Saturday, November 7, 2009
How does Israel innovate? How does Israel produce more start-ups that make it to the NASDAQ than whole of Europe? How does Israel use the technology (i.e. electronics) start-up model in agriculture, bio-tech and now clean-tech? These are questions people have been asking for as long as there has been Israel. Israelis first built guns, cannons and avionics when no one would sell them arms to defend themselves (in the 1940s.) Than came a period of building the state itself and Israel built housing, factories, roads and public buildings (in the 1950s and 60s.) If you look carefully from the air you see the famous green line, an outline of the state in green where Israelis planted trees and literally changed the landscape (and the environment - that took more than 50 years.) Now Israelis build and design Integrated Circuits for Intel and cell phones for Motorola. But more than that, Israelis build companies. Not just products and inventions. Organizations to create and compete in the world technology, bio-medical and other fields. This phenomenon is discussed in Start-Up Nation. From an Israeli perspective it seems like an old story, start-ups go back 30 plus years. Here we have lived the gradual change and every week see a new product or announcement or a company acquisition. But in reality it is a big deal. Building a company is hard enough, building a whole economy and culture to drive company building is phenomenal.

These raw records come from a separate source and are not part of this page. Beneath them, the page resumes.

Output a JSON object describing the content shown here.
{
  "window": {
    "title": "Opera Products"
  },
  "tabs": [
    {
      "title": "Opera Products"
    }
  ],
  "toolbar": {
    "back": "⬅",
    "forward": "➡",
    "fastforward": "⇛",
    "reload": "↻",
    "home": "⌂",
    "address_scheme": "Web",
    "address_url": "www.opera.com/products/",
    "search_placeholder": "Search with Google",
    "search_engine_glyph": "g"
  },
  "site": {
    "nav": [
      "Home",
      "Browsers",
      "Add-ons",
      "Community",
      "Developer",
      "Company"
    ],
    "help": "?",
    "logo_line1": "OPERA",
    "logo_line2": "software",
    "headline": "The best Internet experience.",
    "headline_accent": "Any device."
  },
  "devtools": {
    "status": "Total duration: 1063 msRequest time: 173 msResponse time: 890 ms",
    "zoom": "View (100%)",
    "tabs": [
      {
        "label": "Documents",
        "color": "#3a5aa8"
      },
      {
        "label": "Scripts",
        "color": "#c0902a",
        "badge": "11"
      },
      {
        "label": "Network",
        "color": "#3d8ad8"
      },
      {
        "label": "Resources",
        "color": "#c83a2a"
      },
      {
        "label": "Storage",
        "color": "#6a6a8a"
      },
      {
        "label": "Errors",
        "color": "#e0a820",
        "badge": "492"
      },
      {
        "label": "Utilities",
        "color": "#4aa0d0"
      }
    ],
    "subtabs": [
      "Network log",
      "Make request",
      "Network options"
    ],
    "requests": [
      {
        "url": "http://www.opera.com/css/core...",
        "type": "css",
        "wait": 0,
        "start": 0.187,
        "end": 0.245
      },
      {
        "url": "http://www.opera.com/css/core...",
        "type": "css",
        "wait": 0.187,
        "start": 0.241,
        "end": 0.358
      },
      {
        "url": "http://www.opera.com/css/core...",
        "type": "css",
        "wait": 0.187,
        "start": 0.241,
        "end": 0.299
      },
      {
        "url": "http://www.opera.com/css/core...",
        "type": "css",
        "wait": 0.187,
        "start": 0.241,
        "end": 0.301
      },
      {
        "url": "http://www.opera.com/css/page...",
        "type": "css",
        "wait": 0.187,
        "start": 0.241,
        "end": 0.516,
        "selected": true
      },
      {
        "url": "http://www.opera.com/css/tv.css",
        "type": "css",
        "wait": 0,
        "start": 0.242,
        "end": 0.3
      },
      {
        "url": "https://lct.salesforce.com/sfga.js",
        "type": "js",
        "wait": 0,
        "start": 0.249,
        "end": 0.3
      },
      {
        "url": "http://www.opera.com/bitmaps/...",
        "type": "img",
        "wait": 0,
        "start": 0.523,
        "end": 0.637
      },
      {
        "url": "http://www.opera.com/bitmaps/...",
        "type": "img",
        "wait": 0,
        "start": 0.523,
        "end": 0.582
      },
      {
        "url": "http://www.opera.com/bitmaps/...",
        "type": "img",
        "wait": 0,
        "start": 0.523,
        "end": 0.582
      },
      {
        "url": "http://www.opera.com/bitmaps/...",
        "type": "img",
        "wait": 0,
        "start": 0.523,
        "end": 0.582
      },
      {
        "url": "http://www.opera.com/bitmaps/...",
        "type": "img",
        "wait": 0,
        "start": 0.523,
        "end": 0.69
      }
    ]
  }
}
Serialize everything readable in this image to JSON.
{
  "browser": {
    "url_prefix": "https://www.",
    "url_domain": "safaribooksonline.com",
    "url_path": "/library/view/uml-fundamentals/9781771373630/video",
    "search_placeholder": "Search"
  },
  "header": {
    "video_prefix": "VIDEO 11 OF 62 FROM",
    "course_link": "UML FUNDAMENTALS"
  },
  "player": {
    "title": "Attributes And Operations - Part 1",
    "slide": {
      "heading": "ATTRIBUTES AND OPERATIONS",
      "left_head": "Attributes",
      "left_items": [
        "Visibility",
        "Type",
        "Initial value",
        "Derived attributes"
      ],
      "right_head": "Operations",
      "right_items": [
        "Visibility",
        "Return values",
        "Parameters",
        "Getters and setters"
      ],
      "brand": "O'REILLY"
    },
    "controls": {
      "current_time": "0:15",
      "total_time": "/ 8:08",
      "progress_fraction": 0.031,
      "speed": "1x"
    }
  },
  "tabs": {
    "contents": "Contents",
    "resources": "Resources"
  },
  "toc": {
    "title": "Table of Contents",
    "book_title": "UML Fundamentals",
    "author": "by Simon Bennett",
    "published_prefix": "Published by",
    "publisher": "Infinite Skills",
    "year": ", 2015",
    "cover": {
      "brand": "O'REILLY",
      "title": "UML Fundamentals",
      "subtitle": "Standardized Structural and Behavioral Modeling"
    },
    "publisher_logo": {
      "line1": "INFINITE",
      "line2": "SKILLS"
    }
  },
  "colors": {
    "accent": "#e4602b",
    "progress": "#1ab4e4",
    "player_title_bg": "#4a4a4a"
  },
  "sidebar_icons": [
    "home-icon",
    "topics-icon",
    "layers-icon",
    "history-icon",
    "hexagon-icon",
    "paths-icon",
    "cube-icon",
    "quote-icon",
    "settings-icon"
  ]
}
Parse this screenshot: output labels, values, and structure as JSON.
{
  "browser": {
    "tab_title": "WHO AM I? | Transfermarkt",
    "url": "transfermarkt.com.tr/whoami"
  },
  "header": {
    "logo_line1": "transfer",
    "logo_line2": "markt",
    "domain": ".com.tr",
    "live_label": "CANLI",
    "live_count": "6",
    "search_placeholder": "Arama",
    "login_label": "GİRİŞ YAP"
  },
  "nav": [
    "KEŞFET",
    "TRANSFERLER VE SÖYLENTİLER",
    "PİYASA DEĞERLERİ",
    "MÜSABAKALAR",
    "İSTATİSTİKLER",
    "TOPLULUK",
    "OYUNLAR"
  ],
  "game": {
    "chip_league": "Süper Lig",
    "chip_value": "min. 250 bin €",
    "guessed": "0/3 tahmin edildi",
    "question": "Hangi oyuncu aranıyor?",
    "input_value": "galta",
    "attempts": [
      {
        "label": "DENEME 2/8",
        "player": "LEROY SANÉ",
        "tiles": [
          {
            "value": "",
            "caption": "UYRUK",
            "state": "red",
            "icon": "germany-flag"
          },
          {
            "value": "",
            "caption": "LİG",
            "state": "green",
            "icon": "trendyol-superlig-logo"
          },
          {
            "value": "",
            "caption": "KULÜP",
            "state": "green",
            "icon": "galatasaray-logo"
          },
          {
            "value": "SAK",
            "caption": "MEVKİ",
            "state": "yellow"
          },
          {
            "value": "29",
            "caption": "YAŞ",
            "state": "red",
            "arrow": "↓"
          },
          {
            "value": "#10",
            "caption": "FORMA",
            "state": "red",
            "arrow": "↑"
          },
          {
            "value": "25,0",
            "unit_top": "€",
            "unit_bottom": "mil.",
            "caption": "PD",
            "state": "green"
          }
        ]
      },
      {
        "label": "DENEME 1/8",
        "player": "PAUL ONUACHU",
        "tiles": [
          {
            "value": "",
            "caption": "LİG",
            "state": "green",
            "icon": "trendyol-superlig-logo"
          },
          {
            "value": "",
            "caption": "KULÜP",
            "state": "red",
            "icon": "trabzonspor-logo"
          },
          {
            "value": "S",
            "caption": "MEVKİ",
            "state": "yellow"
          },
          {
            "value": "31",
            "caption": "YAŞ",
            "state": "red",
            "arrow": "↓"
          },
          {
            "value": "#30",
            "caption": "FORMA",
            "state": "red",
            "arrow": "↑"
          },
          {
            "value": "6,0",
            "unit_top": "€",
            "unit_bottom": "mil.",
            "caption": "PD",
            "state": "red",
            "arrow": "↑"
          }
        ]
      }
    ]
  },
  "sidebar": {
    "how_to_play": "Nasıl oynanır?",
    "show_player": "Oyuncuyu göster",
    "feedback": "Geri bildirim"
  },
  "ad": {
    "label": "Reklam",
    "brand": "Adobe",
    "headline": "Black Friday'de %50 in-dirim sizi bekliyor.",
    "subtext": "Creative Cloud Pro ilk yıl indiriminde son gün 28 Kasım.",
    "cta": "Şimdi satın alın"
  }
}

There have been lots of articles about Israel's entrepreneurial spirit. There are also lots of reasons how each company or inventor got his start. But as a whole, this is the first in-depth treatment of Israel as a country of company creation. Clearly the way things work in Israel is different than in other countries. What is clear from the book is the way the authors focused on a few "reasons" or "obvious differences" which outsiders first see in Israel. The military gets a chapter and mentioned in a few other places. Israel's military plays a big role in developing group working ethics. Israel's isolation from Arab neighboring states also plays a big part, we have to do it on our own, so we try and eventually get it done. Diversity and continuous immigration plays a big part as well. A million Russian Jews came in the 1990s and in the late 1990's and early 2000s Ethiopian Jews came and settled. In Israel cultural background, skin color and language differences are not a barrier for collaboration in work and at home. Israel also exports much of it's products. This has been the case even before the state was founded even when economic difficulties hit hard. There are plenty of good observations in Start-Up Nation. Some interesting enough even for Israelis. So get the book, use the knowledge and get your own start-up going (or just join one.) One reviewer goes as far as advising start-up CEOs to use the book as a manual for success. In my opinion, this is more of a "how Israel did it" ~ as they say in car commercials: "your millage may vary".